The Congress won 206 seats, up from 145 in 2004, while the BJP got 116 as against 138 earlier. The UPA’s tally is 263.
“We will sit in the opposition and play the role of a constructive opposition,” party vice-president Mukhtar Abbas Naqvi told IANS, just ahead of an evening meeting of the party’s MPs to elect senior leader LK Advani as the opposition leader and chalk out the strategy for the parliament session.
“Let the government do the good work as it promised, we will sit in the opposition,” BJP veteran M. Venkaiah Naidu told a TV channel.
Meira Kumar, 64, the water resources minister in the new government, is set to be the Congress choice for the post of the Lok Sabha speaker, party sources said.

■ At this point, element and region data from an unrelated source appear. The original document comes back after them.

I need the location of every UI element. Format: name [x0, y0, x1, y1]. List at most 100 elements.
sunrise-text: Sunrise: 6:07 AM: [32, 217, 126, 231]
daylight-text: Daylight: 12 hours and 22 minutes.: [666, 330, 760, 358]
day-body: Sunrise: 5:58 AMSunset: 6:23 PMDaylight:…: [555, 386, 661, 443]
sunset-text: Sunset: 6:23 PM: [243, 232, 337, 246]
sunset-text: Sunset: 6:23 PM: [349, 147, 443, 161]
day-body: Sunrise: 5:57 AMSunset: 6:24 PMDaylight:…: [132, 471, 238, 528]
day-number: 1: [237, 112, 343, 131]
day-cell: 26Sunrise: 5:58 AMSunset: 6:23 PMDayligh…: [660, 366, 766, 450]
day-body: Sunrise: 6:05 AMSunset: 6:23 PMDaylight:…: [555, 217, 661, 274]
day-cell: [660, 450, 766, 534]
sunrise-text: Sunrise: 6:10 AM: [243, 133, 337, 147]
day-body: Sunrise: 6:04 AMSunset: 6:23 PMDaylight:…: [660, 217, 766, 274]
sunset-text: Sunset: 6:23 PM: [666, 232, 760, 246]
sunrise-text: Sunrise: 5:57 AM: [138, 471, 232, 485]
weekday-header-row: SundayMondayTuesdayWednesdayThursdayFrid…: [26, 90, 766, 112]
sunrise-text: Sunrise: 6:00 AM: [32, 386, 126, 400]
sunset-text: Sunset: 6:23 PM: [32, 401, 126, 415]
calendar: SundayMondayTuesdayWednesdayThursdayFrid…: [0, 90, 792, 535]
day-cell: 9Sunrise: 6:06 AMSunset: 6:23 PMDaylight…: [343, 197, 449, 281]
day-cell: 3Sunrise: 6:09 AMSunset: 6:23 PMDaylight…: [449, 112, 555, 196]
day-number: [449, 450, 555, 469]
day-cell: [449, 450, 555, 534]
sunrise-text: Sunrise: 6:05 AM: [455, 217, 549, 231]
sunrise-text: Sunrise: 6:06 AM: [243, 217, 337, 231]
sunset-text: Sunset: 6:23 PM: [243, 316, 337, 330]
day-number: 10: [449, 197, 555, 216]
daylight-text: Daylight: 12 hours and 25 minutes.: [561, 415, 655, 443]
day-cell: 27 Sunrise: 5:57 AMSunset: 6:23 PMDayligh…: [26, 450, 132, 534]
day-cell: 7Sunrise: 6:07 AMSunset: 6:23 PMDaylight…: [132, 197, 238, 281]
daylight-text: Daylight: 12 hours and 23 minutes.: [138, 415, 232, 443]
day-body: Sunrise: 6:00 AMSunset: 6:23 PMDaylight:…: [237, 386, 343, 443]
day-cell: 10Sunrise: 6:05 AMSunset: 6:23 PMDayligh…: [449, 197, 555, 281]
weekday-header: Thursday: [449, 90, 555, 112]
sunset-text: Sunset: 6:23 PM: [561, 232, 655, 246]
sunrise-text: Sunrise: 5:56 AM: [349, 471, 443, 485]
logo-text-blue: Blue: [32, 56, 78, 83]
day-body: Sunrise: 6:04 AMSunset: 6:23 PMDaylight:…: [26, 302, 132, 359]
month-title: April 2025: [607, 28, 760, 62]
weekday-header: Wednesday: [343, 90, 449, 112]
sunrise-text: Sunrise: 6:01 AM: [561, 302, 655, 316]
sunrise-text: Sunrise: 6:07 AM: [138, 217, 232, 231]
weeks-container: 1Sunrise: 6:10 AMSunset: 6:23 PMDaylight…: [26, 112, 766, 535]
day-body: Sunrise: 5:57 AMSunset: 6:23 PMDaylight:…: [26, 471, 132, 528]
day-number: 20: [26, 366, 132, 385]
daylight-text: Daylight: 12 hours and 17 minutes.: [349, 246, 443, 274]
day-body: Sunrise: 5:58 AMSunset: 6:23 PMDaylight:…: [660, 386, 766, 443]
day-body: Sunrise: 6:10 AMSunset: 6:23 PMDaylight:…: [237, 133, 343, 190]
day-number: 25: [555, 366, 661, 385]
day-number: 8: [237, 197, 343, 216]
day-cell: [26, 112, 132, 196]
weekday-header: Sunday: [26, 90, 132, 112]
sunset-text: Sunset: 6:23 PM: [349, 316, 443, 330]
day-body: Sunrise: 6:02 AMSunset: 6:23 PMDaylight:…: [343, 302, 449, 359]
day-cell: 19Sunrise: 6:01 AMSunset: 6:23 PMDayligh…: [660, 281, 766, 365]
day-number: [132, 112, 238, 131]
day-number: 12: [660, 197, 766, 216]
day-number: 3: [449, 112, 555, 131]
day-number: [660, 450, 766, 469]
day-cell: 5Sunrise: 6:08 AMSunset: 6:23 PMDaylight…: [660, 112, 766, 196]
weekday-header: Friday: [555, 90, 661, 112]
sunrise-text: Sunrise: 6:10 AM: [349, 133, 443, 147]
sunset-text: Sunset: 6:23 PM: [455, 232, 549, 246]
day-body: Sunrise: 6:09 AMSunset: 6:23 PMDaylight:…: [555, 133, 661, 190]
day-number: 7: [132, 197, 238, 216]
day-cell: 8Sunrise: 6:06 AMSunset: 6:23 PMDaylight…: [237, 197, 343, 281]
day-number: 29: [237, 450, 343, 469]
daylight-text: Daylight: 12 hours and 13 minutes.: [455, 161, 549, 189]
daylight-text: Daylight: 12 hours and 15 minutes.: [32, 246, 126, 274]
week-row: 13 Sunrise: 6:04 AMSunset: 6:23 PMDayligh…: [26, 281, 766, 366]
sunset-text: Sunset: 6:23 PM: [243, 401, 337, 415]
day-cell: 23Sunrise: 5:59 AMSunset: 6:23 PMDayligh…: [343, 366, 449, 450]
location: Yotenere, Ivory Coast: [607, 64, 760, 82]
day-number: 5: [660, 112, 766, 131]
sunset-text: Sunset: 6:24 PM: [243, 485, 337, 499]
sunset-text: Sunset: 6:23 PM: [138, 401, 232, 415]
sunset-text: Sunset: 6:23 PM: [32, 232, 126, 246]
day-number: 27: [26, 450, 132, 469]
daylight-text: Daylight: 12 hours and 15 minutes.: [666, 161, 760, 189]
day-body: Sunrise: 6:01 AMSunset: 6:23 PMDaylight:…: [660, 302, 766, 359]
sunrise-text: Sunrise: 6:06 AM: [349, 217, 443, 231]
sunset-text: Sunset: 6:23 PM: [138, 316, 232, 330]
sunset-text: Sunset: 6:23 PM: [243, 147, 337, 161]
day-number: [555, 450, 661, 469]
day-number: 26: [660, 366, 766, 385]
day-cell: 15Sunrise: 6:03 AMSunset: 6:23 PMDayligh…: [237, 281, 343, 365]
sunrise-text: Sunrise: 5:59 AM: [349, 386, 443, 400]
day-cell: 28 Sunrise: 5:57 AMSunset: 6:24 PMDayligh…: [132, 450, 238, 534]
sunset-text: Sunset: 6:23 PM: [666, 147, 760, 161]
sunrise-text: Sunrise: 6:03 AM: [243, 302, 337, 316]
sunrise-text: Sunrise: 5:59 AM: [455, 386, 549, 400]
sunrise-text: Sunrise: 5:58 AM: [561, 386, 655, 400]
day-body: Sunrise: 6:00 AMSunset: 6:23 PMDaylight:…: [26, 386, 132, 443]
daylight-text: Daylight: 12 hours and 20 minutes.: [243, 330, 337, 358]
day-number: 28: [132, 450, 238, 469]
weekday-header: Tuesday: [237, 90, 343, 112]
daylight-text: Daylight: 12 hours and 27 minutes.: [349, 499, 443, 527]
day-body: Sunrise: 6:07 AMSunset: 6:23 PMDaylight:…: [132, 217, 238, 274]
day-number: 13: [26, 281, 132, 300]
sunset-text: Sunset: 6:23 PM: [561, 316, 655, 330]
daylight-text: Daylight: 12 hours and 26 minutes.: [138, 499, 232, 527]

If elected, Meira Kumar, a Dalit and daughter of the late Jagjivan Ram, will be the first woman to preside over the lower house of parliament.
Prime Minister Manmohan Singh’s full cabinet met on Saturday and finalised the president’s address to parliament. It is expected to focus on his government’s moves to strengthen welfare schemes and boost the economy.
The president’s address, extensively worked on by Manmohan Singh himself, will unveil the government’s agenda for the year in tune with the policies and programmes of the Congress party and its allies.
Soon after securing a decisive mandate, Manmohan Singh had promised a 100-day action plan for his government and he is expected to give emphasis to the UPA’s unfinished agenda.
Among other issues that will figure prominently in the president’s address are strengthening of key social sector programmes like the National Rural Employment Guarantee and Bharat Nirman schemes.
There will be a debate June 5, 8 and 9 on the president’s address after which the Lok Sabha and the Rajya Sabha, which convenes June 4, will pass a motion of thanks before adjourning.
The budget session of parliament is likely to begin in the first week of July.